Diriger la grosse boule de feu demandera bien un petit apprentissage et de la concentration, mais on s’y fait très vite. Les autres actions possibles sont très rapidement assimilées et on prend très rapidement du plaisir en compagnie du petit démon cracheur de feu.

Durée de vie – 6 /10

Power Soukoban dispose d’un contenu suffisamment conséquent pour lui assurer une durée de vie raisonnable.
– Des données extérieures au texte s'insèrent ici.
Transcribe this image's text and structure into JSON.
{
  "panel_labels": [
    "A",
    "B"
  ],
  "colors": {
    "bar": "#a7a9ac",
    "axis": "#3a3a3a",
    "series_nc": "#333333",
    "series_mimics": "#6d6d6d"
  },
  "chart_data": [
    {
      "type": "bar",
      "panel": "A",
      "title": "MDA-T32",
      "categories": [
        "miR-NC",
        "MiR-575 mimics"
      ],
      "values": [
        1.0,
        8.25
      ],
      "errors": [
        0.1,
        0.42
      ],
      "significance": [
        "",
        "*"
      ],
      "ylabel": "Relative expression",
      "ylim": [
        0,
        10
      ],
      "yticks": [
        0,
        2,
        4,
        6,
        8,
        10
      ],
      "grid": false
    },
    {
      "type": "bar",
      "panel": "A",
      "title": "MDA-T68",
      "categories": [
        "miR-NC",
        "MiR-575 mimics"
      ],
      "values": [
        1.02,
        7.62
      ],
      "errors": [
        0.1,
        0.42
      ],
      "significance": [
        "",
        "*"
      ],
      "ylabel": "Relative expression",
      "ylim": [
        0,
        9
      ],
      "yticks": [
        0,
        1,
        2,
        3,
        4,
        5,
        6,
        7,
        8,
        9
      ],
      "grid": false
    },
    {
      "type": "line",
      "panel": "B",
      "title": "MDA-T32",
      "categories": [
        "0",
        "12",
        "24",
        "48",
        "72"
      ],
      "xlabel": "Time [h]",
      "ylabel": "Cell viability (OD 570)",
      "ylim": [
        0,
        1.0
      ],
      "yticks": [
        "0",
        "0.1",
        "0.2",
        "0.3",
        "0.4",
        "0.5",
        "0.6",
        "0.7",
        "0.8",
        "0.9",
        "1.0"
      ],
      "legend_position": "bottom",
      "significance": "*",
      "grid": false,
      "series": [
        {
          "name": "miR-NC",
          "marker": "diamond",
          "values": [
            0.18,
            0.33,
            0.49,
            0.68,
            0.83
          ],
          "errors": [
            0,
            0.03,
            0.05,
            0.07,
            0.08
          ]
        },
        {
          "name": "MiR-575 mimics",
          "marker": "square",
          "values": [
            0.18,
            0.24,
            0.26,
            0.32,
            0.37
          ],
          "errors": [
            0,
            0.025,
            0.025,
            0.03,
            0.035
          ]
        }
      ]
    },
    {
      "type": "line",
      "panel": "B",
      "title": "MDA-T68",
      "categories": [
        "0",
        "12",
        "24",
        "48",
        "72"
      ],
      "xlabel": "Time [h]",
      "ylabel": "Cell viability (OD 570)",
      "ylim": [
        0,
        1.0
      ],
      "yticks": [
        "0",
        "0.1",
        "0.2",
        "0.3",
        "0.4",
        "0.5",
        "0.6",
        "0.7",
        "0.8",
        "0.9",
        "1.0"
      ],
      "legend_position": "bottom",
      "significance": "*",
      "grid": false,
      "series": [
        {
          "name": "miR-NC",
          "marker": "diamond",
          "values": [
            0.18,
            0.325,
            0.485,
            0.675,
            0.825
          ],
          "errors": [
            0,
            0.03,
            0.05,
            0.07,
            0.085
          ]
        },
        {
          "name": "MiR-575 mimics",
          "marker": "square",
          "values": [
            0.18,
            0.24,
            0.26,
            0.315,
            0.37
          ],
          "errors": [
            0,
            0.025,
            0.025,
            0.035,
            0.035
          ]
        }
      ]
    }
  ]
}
Mais d’un autre côté, vu qu’on le consomme sans modération aucune et que la difficulté est loin d’être insurmontable, on en fait assez rapidement le tour.

Innovation – 7 /10

Atelier Double ne part certes pas d’une feuille blanche, mais le développeur est parvenu à façonner son soft intelligemment, en conservant d’un côté toute la force du concept original et en y injectant de l’autre toute une série d’éléments nouveaux.

En résumé
Le développeur parvient à rajeunir et à moderniser la formule Sokoban, avec succès.
7
Bon

Infos Pratiques
Développé par Atelier Double
Édité par Nintendo
Sorti le 01.01.1999 (Japon) (*)
Pas sorti aux USA
Pas sorti en Europe
action / réflexion
1 seul joueur
Cartouche de 8Mb
Sauvegarde sur la cartouche
Existe sur rien d’autre
(*) date de sortie sur le service Nintendo Power (le jeu sera réédité le 25.06.1999 sous forme de cartouche commerciale habituelle)
Plus Loin
En 1988, l’éditeur Spectrum Holobyte lancera Sokoban sur le marché US, à destination de machines telles que le Commodore 64, l’Apple II ou l’IBM-PC. Et en 1989, ce sera au tour des possesseurs de Game Boy de pouvoir y goûter, cette fois sous le nom de “Boxxle”.